Jean Lurçat, le maître de la tapisserie contemporaine, a voué le dernier tiers de sa vie d’artiste à la céramique. Celle-ci correspondait à sa volonté de maintenir un contact familier avec le public, habitué à des objets domestiques, vases, plats, pichets, soupières, carreaux, pas forcément aux dernières innovations de l’art moderne. Or c’est dans l’atelier perpignanais de Sant Vicens, en collaboration avec des artisans audacieux, inventifs et scrupuleux, que Jean Lurçat a produit un grand nombre de pièces, que le musée Rigaud présente aujourd’hui.

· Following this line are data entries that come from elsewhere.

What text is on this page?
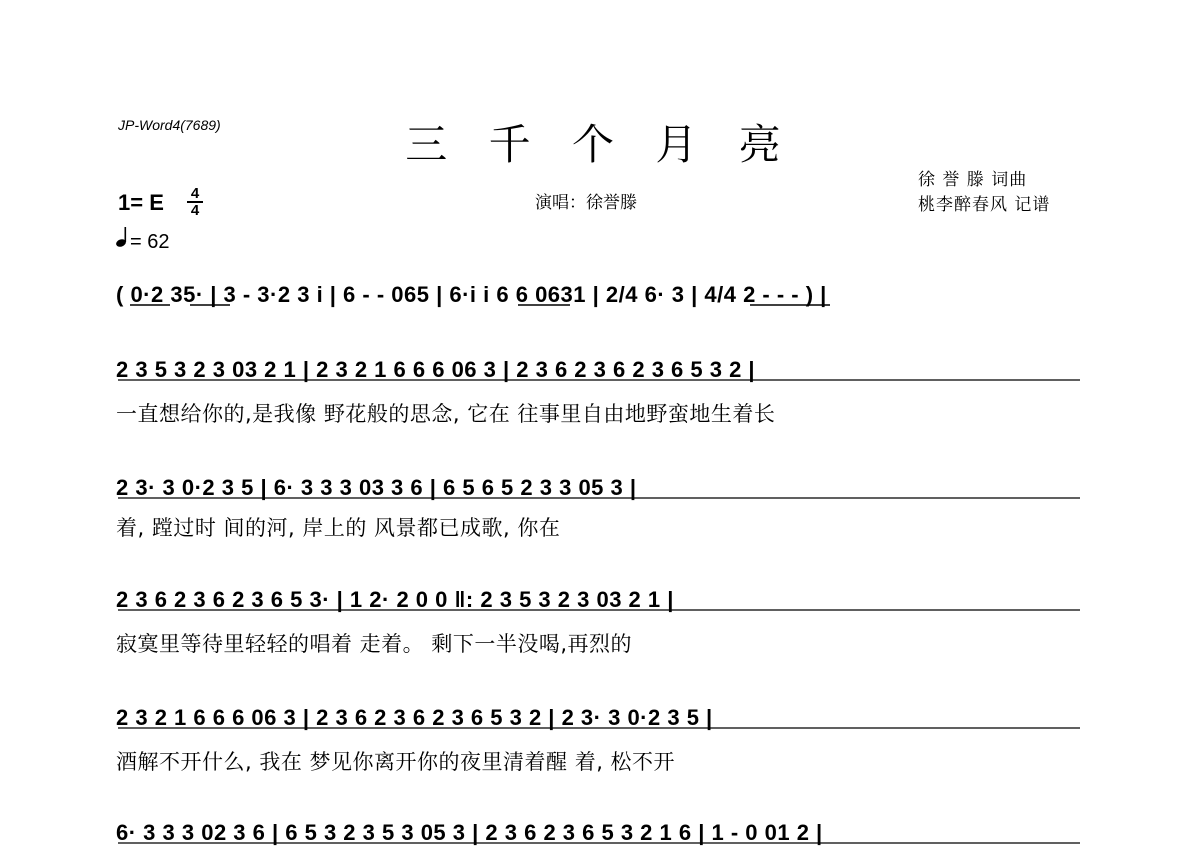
JP-Word4(7689)	三 千 个 月 亮
演唱：徐誉滕
徐 誉 滕 词曲
桃李醉春风 记谱
1= E $\frac{4}{4}$
= 62
( 0·2 35· | 3 - 3·2 3 i | 6 - - 065 | 6·i i 6 6 0631 | 2/4 6· 3 | 4/4 2 - - - ) |
2 3 5 3 2 3 03 2 1 | 2 3 2 1 6 6 6 06 3 | 2 3 6 2 3 6 2 3 6 5 3 2 |
一直想给你的,是我像 野花般的思念, 它在 往事里自由地野蛮地生着长
2 3· 3 0·2 3 5 | 6· 3 3 3 03 3 6 | 6 5 6 5 2 3 3 05 3 |
着, 蹚过时 间的河, 岸上的 风景都已成歌, 你在
2 3 6 2 3 6 2 3 6 5 3· | 1 2· 2 0 0 ‖: 2 3 5 3 2 3 03 2 1 |
寂寞里等待里轻轻的唱着 走着。 剩下一半没喝,再烈的
2 3 2 1 6 6 6 06 3 | 2 3 6 2 3 6 2 3 6 5 3 2 | 2 3· 3 0·2 3 5 |
酒解不开什么, 我在 梦见你离开你的夜里清着醒 着, 松不开
6· 3 3 3 02 3 6 | 6 5 3 2 3 5 3 05 3 | 2 3 6 2 3 6 5 3 2 1 6 | 1 - 0 01 2 |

La céramique, tout comme la tapisserie, est revenue en force de nos jours avec la considération accordée par l’art contemporain aux pays émergents et à leurs traditions spécifiques, et aussi en tant que résistance aux technologies de l’immatériel. Jean Lurçat s’est ainsi éloigné d’une certaine tradition afin d’introduire des motifs simples, compréhensibles par le plus grand nombre et relevant d’une symbolique qui lui est particulière. Ainsi recourt-il, dans son œuvre, au bestiaire du bouc, ou du bélier, créatures terrestres à l’instar justement de la matière à manier, ou encore du coq, incarnant de surcroît l’aurore et ses feux. Mais aussi à des êtres signifiant l’eau, tels le poisson ou la sirène ; l’air, à l’instar des papillons ; ou le feu que l’on découvre dans l’un de ses chefs-d’œuvre, la tapisserie de basse lisse : Apollo, le Soleil.
Cette exposition, si elle présente essentiellement des céramiques, et notamment celles que Lurçat s’est ingénié à peindre, revient sur les deux activités essentielles qui ont rendu son œuvre célèbre : la peinture, qu’il a pratiquée jusqu’à la Seconde Guerre mondiale, et la tapisserie qu’il a contribué à rénover et à imposer. La première, en phase avec le cubisme, le fauvisme et même un certain orientalisme de l’entre-deux guerres, ancre sa production dans la modernité, et l’on peut dire aussi l’urbanité ou la mondanité puisqu’il collabore avec les arts du spectacle. Toutefois, l’Histoire le rattrape, sa palette s’assombrit et il renonce à la peinture de chevalet pour des fresques monumentales. Il découvre l’immense tapisserie de l’Apocalypse à Angers et se consacre alors à la tapisserie qui lui vaudra la gloire notamment avec son fameux chant du monde, où se révèle son inquiétude et son engagement humaniste jamais pris en défaut. Il simplifie les formes, découvre la faïence, limite la palette des couleurs, et sait trouver les associés compétents. À l’instar de ses confrères Maillol, ou Miro, et même Dufy, Lurçat expérimente la céramique, dans cette Catalogne qui est le pendant pictural de la Côte d’Azur, chère à Picasso entre autres. Au musée Rigaud, on découvre cette production originale qui se voulait libre et enthousiaste, généreuse et confiante en l’homme. Avec un seul mot d’ordre : « Liberté », emprunté à Éluard.